Como é notório, este tipo de operações e apoios teve e tem (Iraque) efeitos profundos e devastadores (miséria, Guerras Civis, conflitos religiosos, étnicos, etc.) voltando assim vastas regiões do globo contra o imperialismo norte-americano.

É assim possível concluir que os governos mais poderosos do mundo estão dispostos a tolerar regimes opressivos, desde que estes sejam amigáveis para com o Ocidente.

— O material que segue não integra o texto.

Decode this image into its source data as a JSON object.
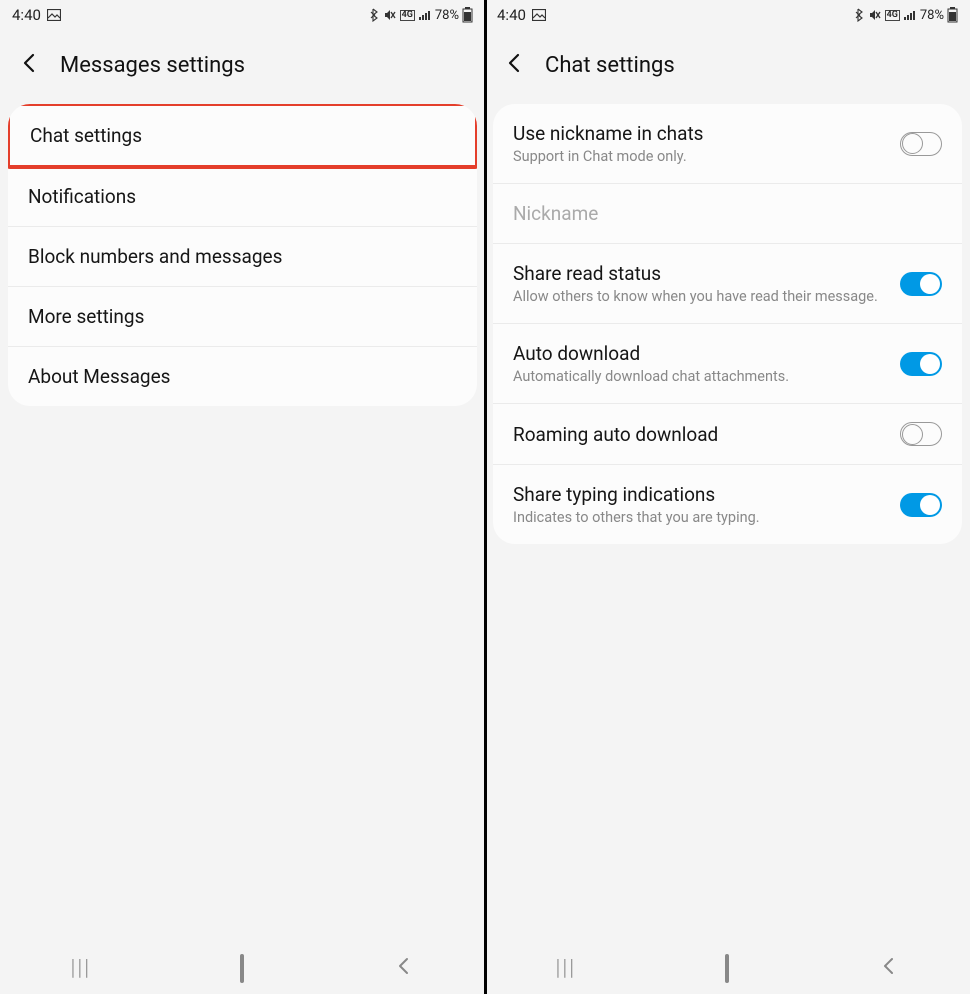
{
  "status": {
    "time": "4:40",
    "battery": "78%",
    "network_label": "4G"
  },
  "left": {
    "title": "Messages settings",
    "items": [
      {
        "label": "Chat settings"
      },
      {
        "label": "Notifications"
      },
      {
        "label": "Block numbers and messages"
      },
      {
        "label": "More settings"
      },
      {
        "label": "About Messages"
      }
    ]
  },
  "right": {
    "title": "Chat settings",
    "items": [
      {
        "label": "Use nickname in chats",
        "sub": "Support in Chat mode only.",
        "toggle": "off"
      },
      {
        "label": "Nickname",
        "disabled": true
      },
      {
        "label": "Share read status",
        "sub": "Allow others to know when you have read their message.",
        "toggle": "on"
      },
      {
        "label": "Auto download",
        "sub": "Automatically download chat attachments.",
        "toggle": "on"
      },
      {
        "label": "Roaming auto download",
        "toggle": "off"
      },
      {
        "label": "Share typing indications",
        "sub": "Indicates to others that you are typing.",
        "toggle": "on"
      }
    ]
  }
}
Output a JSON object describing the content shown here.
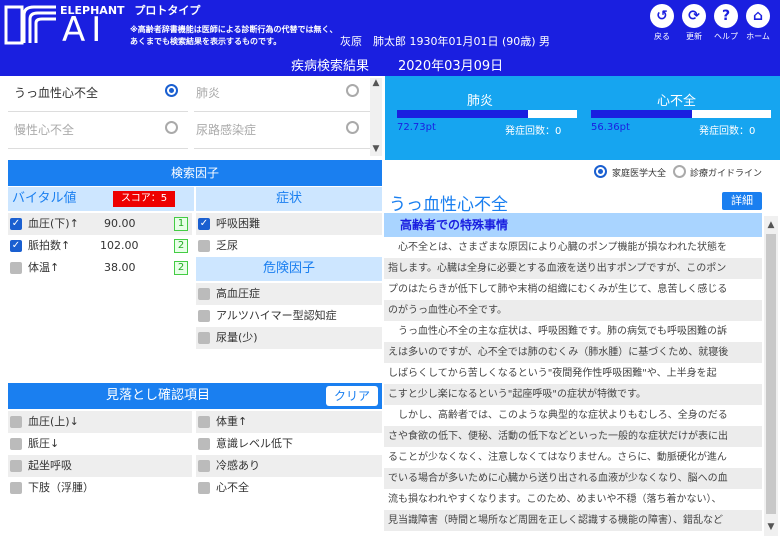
{
  "header": {
    "brand_top": "ELEPHANT",
    "prototype": "プロトタイプ",
    "brand_ai": "AI",
    "disclaimer_line1": "※高齢者辞書機能は医師による診断行為の代替では無く、",
    "disclaimer_line2": "あくまでも検索結果を表示するものです。",
    "patient_info": "灰原　肺太郎 1930年01月01日 (90歳) 男",
    "buttons": [
      {
        "icon": "back-icon",
        "glyph": "↺",
        "label": "戻る"
      },
      {
        "icon": "refresh-icon",
        "glyph": "⟳",
        "label": "更新"
      },
      {
        "icon": "help-icon",
        "glyph": "?",
        "label": "ヘルプ"
      },
      {
        "icon": "home-icon",
        "glyph": "⌂",
        "label": "ホーム"
      }
    ]
  },
  "search_bar": {
    "title": "疾病検索結果",
    "date": "2020年03月09日"
  },
  "diseases": [
    {
      "label": "うっ血性心不全",
      "selected": true
    },
    {
      "label": "肺炎",
      "selected": false
    },
    {
      "label": "慢性心不全",
      "selected": false
    },
    {
      "label": "尿路感染症",
      "selected": false
    }
  ],
  "results": [
    {
      "name": "肺炎",
      "score": "72.73pt",
      "fraction": 0.73,
      "count_label": "発症回数：0"
    },
    {
      "name": "心不全",
      "score": "56.36pt",
      "fraction": 0.56,
      "count_label": "発症回数：0"
    }
  ],
  "factors": {
    "title": "検索因子",
    "vitals_title": "バイタル値",
    "score_label": "スコア：5",
    "symptoms_title": "症状",
    "risk_title": "危険因子",
    "vitals": [
      {
        "label": "血圧(下)↑",
        "value": "90.00",
        "count": "1",
        "checked": true
      },
      {
        "label": "脈拍数↑",
        "value": "102.00",
        "count": "2",
        "checked": true
      },
      {
        "label": "体温↑",
        "value": "38.00",
        "count": "2",
        "checked": false
      }
    ],
    "symptoms": [
      {
        "label": "呼吸困難",
        "checked": true
      },
      {
        "label": "乏尿",
        "checked": false
      }
    ],
    "risks": [
      {
        "label": "高血圧症"
      },
      {
        "label": "アルツハイマー型認知症"
      },
      {
        "label": "尿量(少)"
      }
    ]
  },
  "checklist": {
    "title": "見落とし確認項目",
    "clear_label": "クリア",
    "left": [
      "血圧(上)↓",
      "脈圧↓",
      "起坐呼吸",
      "下肢（浮腫）"
    ],
    "right": [
      "体重↑",
      "意識レベル低下",
      "冷感あり",
      "心不全"
    ]
  },
  "source": {
    "option1": "家庭医学大全",
    "option2": "診療ガイドライン",
    "selected": 1
  },
  "detail": {
    "title": "うっ血性心不全",
    "button": "詳細",
    "section": "高齢者での特殊事情",
    "lines": [
      "　心不全とは、さまざまな原因により心臓のポンプ機能が損なわれた状態を",
      "指します。心臓は全身に必要とする血液を送り出すポンプですが、このポン",
      "プのはたらきが低下して肺や末梢の組織にむくみが生じて、息苦しく感じる",
      "のがうっ血性心不全です。",
      "　うっ血性心不全の主な症状は、呼吸困難です。肺の病気でも呼吸困難の訴",
      "えは多いのですが、心不全では肺のむくみ（肺水腫）に基づくため、就寝後",
      "しばらくしてから苦しくなるという\"夜間発作性呼吸困難\"や、上半身を起",
      "こすと少し楽になるという\"起座呼吸\"の症状が特徴です。",
      "　しかし、高齢者では、このような典型的な症状よりもむしろ、全身のだる",
      "さや食欲の低下、便秘、活動の低下などといった一般的な症状だけが表に出",
      "ることが少なくなく、注意しなくてはなりません。さらに、動脈硬化が進ん",
      "でいる場合が多いために心臓から送り出される血液が少なくなり、脳への血",
      "流も損なわれやすくなります。このため、めまいや不穏（落ち着かない）、",
      "見当識障害（時間と場所など周囲を正しく認識する機能の障害）、錯乱など"
    ]
  }
}
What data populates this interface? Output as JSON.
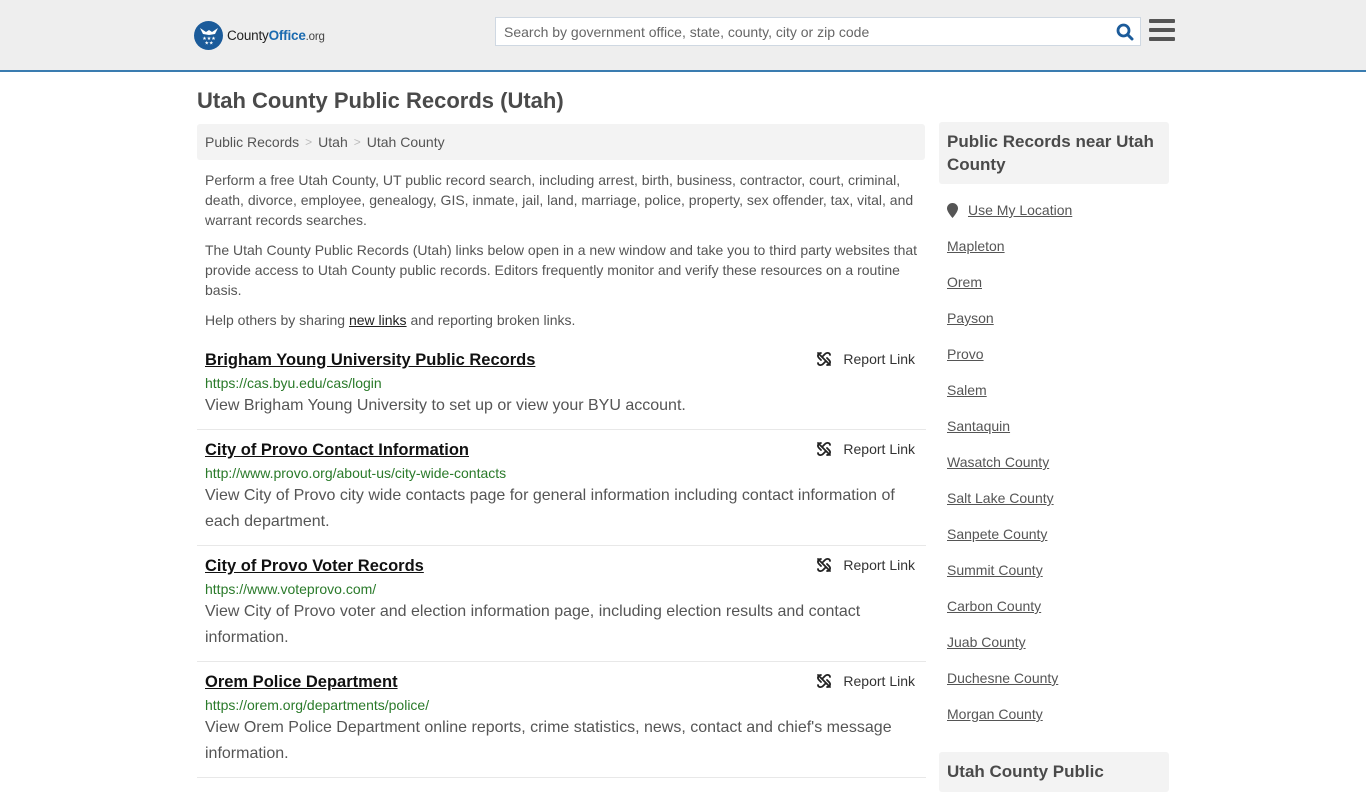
{
  "header": {
    "logo": {
      "name": "County",
      "name_bold": "Office",
      "tld": ".org"
    },
    "search": {
      "placeholder": "Search by government office, state, county, city or zip code",
      "value": ""
    },
    "icons": {
      "search": "search-icon",
      "menu": "hamburger-menu-icon"
    }
  },
  "page": {
    "title": "Utah County Public Records (Utah)"
  },
  "breadcrumb": [
    {
      "label": "Public Records"
    },
    {
      "label": "Utah"
    },
    {
      "label": "Utah County"
    }
  ],
  "intro": {
    "p1": "Perform a free Utah County, UT public record search, including arrest, birth, business, contractor, court, criminal, death, divorce, employee, genealogy, GIS, inmate, jail, land, marriage, police, property, sex offender, tax, vital, and warrant records searches.",
    "p2": "The Utah County Public Records (Utah) links below open in a new window and take you to third party websites that provide access to Utah County public records. Editors frequently monitor and verify these resources on a routine basis.",
    "p3_before": "Help others by sharing ",
    "p3_link": "new links",
    "p3_after": " and reporting broken links."
  },
  "records": [
    {
      "title": "Brigham Young University Public Records",
      "url": "https://cas.byu.edu/cas/login",
      "description": "View Brigham Young University to set up or view your BYU account.",
      "report_label": "Report Link"
    },
    {
      "title": "City of Provo Contact Information",
      "url": "http://www.provo.org/about-us/city-wide-contacts",
      "description": "View City of Provo city wide contacts page for general information including contact information of each department.",
      "report_label": "Report Link"
    },
    {
      "title": "City of Provo Voter Records",
      "url": "https://www.voteprovo.com/",
      "description": "View City of Provo voter and election information page, including election results and contact information.",
      "report_label": "Report Link"
    },
    {
      "title": "Orem Police Department",
      "url": "https://orem.org/departments/police/",
      "description": "View Orem Police Department online reports, crime statistics, news, contact and chief's message information.",
      "report_label": "Report Link"
    }
  ],
  "sidebar": {
    "heading": "Public Records near Utah County",
    "use_location": "Use My Location",
    "links": [
      "Mapleton",
      "Orem",
      "Payson",
      "Provo",
      "Salem",
      "Santaquin",
      "Wasatch County",
      "Salt Lake County",
      "Sanpete County",
      "Summit County",
      "Carbon County",
      "Juab County",
      "Duchesne County",
      "Morgan County"
    ],
    "heading2": "Utah County Public"
  },
  "colors": {
    "header_bg": "#eeeeee",
    "header_border": "#3a7cb0",
    "brand_blue": "#1b5b9a",
    "url_green": "#2a7a2a",
    "panel_bg": "#f3f3f3"
  }
}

Há no entanto que ter em linha de conta que muitas destas operações encarnam na perfeição esta expressão, com a qual remato o meu artigo, o feitiço pode de um momento para o outro virar-se contra o feiticeiro.”


Façanhas de Terroristas

A maioria dos muçulmanos não é fundamentalista, e na sua maioria os fundamentalistas não são terroristas, mas os terroristas de hoje são na sua maior parte muçulmanos e identificam-se orgulhosamente como tal. De modo compreensível, os muçulmanos queixam-se de que os media falam dos movimentos e acções terroristas como “islâmicos” e perguntam porque razões não identificam eles, de modo semelhante, os terroristas e o terrorismo irlandês e basco como “cristãos”. A resposta é óbvia, eles não se designam como tal, A queixa dos muçulmanos é compreensível, mas deveria ser dirigida àqueles que fazem as noticias e não àqueles que as dão.


Actualmente há várias formas de extremismo muçulmano em curso. As mais conhecidas são o radicalismo subversivo da Al-Qaeda e de outros grupos semelhantes em todo o mundo muçulmano.

Todos os grupos extremistas santificam a sua acção através de referências religiosas aos textos islâmicos, e todos estes grupos afirmam representar um Islão mais puro, mais verdadeiro e mais autêntico. São, todavia, muito selectivos na escolha e interpretação dos textos sagrados, aceitando ou rejeitando textos sagrados conforme estes apoiam ou contrariam as suas posições dogmáticas e militantes. Alguns vão ao ponto de banir certos versículos corânicos dando-os como “anulados”.


Os terroristas modernos têm como objectivo principal o massacre de civis inocentes, inevitavelmente, a retaliação contra o terrorismo também tem civis como alvo, uma vez que estes elementos terroristas não usam uniformes que os identifiquem. A confusão de distinção que daí resulta é bastante útil aos terroristas e seus simpatizantes.


Graças ao grande desenvolvimento dos media, as mais recentes formas de terrorismo não são dirigidos a inimigos específicos e limitados, mas á opinião mundial. O objectivo passa pela obtenção de publicidade e instaura ração do medo.


Uma figura importante nas operações terroristas é a do terrorista suicida. Num certo sentido isto representa uma evolução. Os terroristas nacionalistas da década de 1960 e 70 tinham o cuidado de não morrerem juntamente com as suas vítimas.


O novo tipo de missão suicida parece ter tido como pioneiras organizações como o Hezbollah e o Hamas que a partir de 1982 executaram algumas dessas missões no Líbano e em Israel Os candidatos para estas missões eram, com excepções ocasionais, do sexo masculino, jovens e pobres. Era-lhes oferecida uma dupla recompensa: as delícias do Paraíso e remunerações para as suas famílias. Uma inovação notável foi a utilização de mulheres como bombistas suicidas. (pelos terroristas curdo na Turquia em 1996 e 99, e pelos palestinianos a partir de Janeiro de 2002).O que resulta numa crescente dificuldade no estabelecimento do perfil do “novo” Kamikase.

O novo terrorista suicida morre ás suas próprias mãos. Isto levanta uma questão importante dos ensinamentos islâmicos. Os livros de direito islâmicos são muito claros acerca do tema do suicídio. É um pecado grave e punido com um castigo eterno.



O Profeta disse; Aquele que se matar com uma lâmina será atormentado com essa lâmina no fogo do Inferno (…) Aquele que beber veneno e se matar, levará esse veneno na sua mão e bebê-lo-á no Inferno para todo o sempre (…) Aquele que se matar, seja de maneira for, será que atormentado dessa mesma maneira no Inferno.



Conclui-se então que a indiferença para com a morte de pessoas resultantes de ataques terroristas, não encontra justificação na doutrina ou no direito islâmico.